For Wilson, a widower, it all started when his wife of 43 years passed away. After the funeral, his son Jonathan suggested he do some kind of physical activity to slow down his cognitive decline.
Wilson's friend David Rifkin was in a similar bind. While still happily married, Rifkin was forced into early retirement at the insurance company where he worked. The two would often meet at a local Panera Bread to play sudoku and complain about young people. According to Rifkin it was Wilson's idea. "One day Wendell told me about an article he read in Reader's Digest about something called Parkour. He told me he planned on taking a trip to the public library to see if there were any encyclopedia entries on it". While the encyclopedia yielded no results, he did take home a copy of the 2003 documentary Jump London featuring free running legends Sébastien Foucan, Johann Vigroux and Jérôme Bem Aoues demonstrating their parkour abilities above London's lacunose sky skapes to the tune of a riveting techno breakbeat soundtrack.
He was hooked.
It didn't take long before Rifkin got involved and enlisted his friends from the VFW and nearby assisted living facility. From the beginning Wilson was the leader, however. "Listen, if you are doing this just because you think it looks cool or are trying to impress the ladies, why don't you just sign up for square-dancing night?" Wilson would say, admonishing the more neophyte traceurs. "Parkour is a life-style. you will bleed. You will cry, but you will learn what freedom truly means". It didn't take long before seniors all over Cumberland County were leaping from from fire escape railings and practicing l'art du displacement.

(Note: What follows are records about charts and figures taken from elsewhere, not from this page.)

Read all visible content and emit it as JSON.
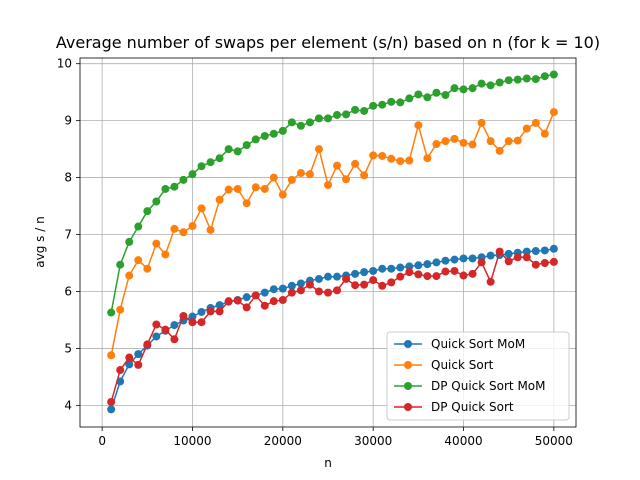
{
  "chart_data": {
    "type": "line",
    "title": "Average number of swaps per element (s/n) based on n (for k = 10)",
    "xlabel": "n",
    "ylabel": "avg s / n",
    "xlim": [
      -2450,
      52450
    ],
    "ylim": [
      3.62,
      10.1
    ],
    "xticks": [
      0,
      10000,
      20000,
      30000,
      40000,
      50000
    ],
    "yticks": [
      4,
      5,
      6,
      7,
      8,
      9,
      10
    ],
    "grid": true,
    "legend_position": "lower-right",
    "x": [
      1000,
      2000,
      3000,
      4000,
      5000,
      6000,
      7000,
      8000,
      9000,
      10000,
      11000,
      12000,
      13000,
      14000,
      15000,
      16000,
      17000,
      18000,
      19000,
      20000,
      21000,
      22000,
      23000,
      24000,
      25000,
      26000,
      27000,
      28000,
      29000,
      30000,
      31000,
      32000,
      33000,
      34000,
      35000,
      36000,
      37000,
      38000,
      39000,
      40000,
      41000,
      42000,
      43000,
      44000,
      45000,
      46000,
      47000,
      48000,
      49000,
      50000
    ],
    "series": [
      {
        "name": "Quick Sort MoM",
        "color": "#1f77b4",
        "values": [
          3.93,
          4.42,
          4.72,
          4.9,
          5.05,
          5.21,
          5.31,
          5.41,
          5.49,
          5.56,
          5.64,
          5.71,
          5.76,
          5.82,
          5.85,
          5.9,
          5.93,
          5.98,
          6.04,
          6.05,
          6.1,
          6.14,
          6.19,
          6.22,
          6.26,
          6.26,
          6.28,
          6.31,
          6.34,
          6.36,
          6.4,
          6.4,
          6.42,
          6.44,
          6.46,
          6.48,
          6.51,
          6.54,
          6.56,
          6.58,
          6.58,
          6.6,
          6.63,
          6.64,
          6.66,
          6.68,
          6.7,
          6.71,
          6.72,
          6.75
        ]
      },
      {
        "name": "Quick Sort",
        "color": "#ff7f0e",
        "values": [
          4.88,
          5.68,
          6.28,
          6.55,
          6.4,
          6.84,
          6.65,
          7.1,
          7.04,
          7.15,
          7.46,
          7.08,
          7.61,
          7.79,
          7.8,
          7.55,
          7.83,
          7.8,
          8.0,
          7.7,
          7.96,
          8.08,
          8.06,
          8.5,
          7.87,
          8.21,
          7.97,
          8.24,
          8.04,
          8.39,
          8.38,
          8.33,
          8.29,
          8.3,
          8.92,
          8.34,
          8.59,
          8.64,
          8.68,
          8.61,
          8.58,
          8.96,
          8.64,
          8.47,
          8.64,
          8.65,
          8.86,
          8.96,
          8.77,
          9.15
        ]
      },
      {
        "name": "DP Quick Sort MoM",
        "color": "#2ca02c",
        "values": [
          5.63,
          6.47,
          6.87,
          7.14,
          7.41,
          7.58,
          7.8,
          7.84,
          7.96,
          8.06,
          8.2,
          8.27,
          8.34,
          8.5,
          8.46,
          8.57,
          8.67,
          8.73,
          8.77,
          8.82,
          8.97,
          8.91,
          8.97,
          9.04,
          9.04,
          9.1,
          9.11,
          9.19,
          9.17,
          9.26,
          9.28,
          9.33,
          9.32,
          9.39,
          9.46,
          9.41,
          9.49,
          9.45,
          9.57,
          9.55,
          9.57,
          9.65,
          9.62,
          9.67,
          9.71,
          9.72,
          9.74,
          9.73,
          9.78,
          9.81
        ]
      },
      {
        "name": "DP Quick Sort",
        "color": "#d62728",
        "values": [
          4.06,
          4.62,
          4.84,
          4.71,
          5.07,
          5.42,
          5.33,
          5.16,
          5.57,
          5.46,
          5.46,
          5.65,
          5.65,
          5.83,
          5.84,
          5.72,
          5.93,
          5.75,
          5.83,
          5.85,
          5.98,
          6.02,
          6.12,
          6.0,
          5.98,
          6.02,
          6.22,
          6.11,
          6.12,
          6.2,
          6.1,
          6.16,
          6.26,
          6.34,
          6.3,
          6.27,
          6.27,
          6.35,
          6.36,
          6.28,
          6.31,
          6.51,
          6.17,
          6.7,
          6.53,
          6.6,
          6.6,
          6.47,
          6.5,
          6.52
        ]
      }
    ]
  }
}
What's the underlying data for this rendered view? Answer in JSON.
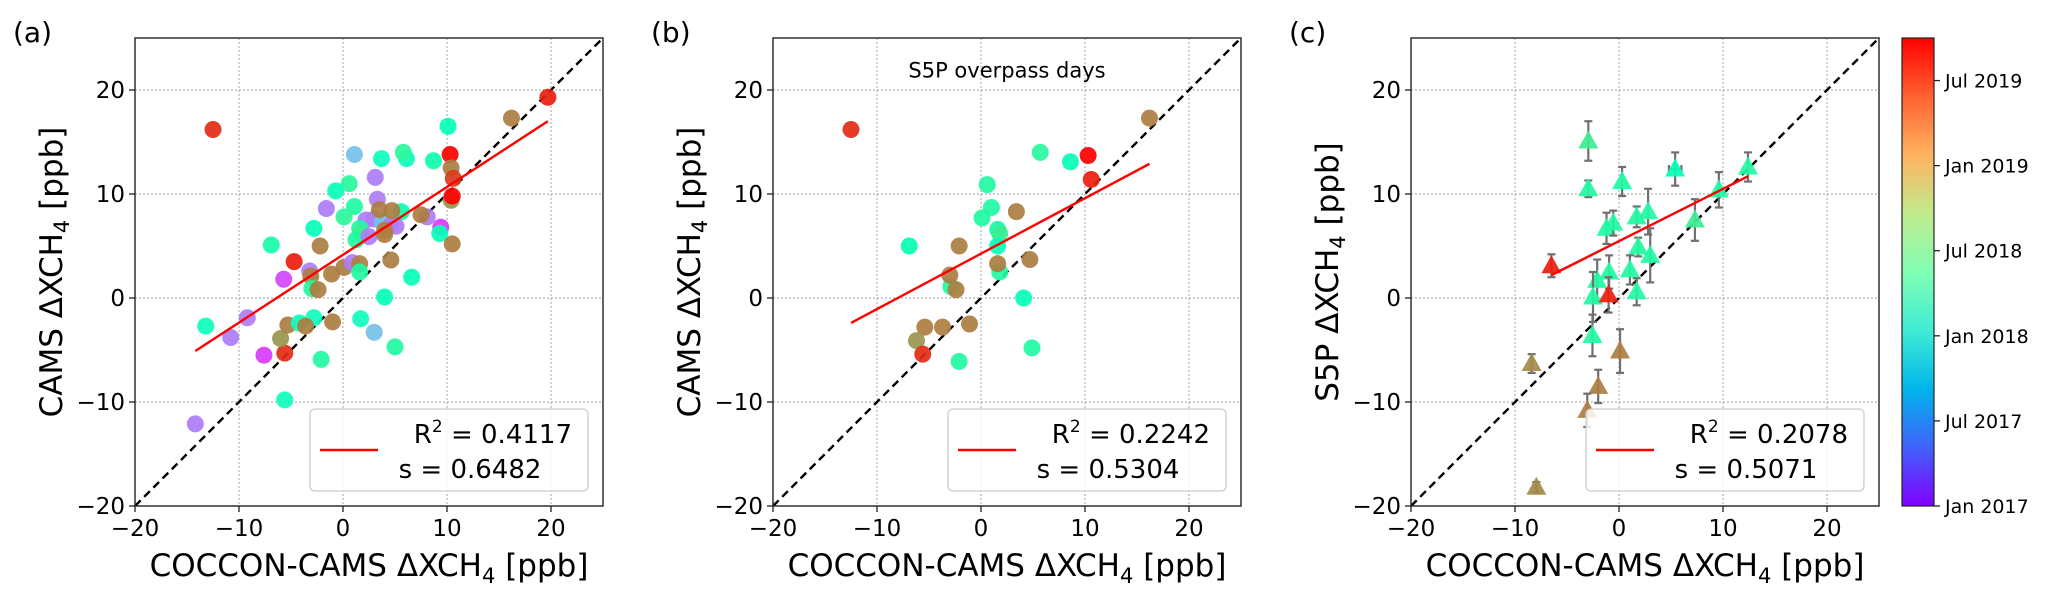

But the Portland Parkour craze would not last long among seniors. Before long Rifkin sought to cash in on his skills as a professional stuntman in Hollywood, causing tension with the more idealistic Wilson. Smitty, another prominent voice in the senior parkour movement largely withdrew from the community after contracting the shingles. In the end, Wilson threw up his hands in disgust as his friends at the VFW either moved to LA or decided to spend more time with their grand-kids. Ultimately, Wilson left Parkour altogether, preferring to spend his free time writing angry letters to the editor of his local paper.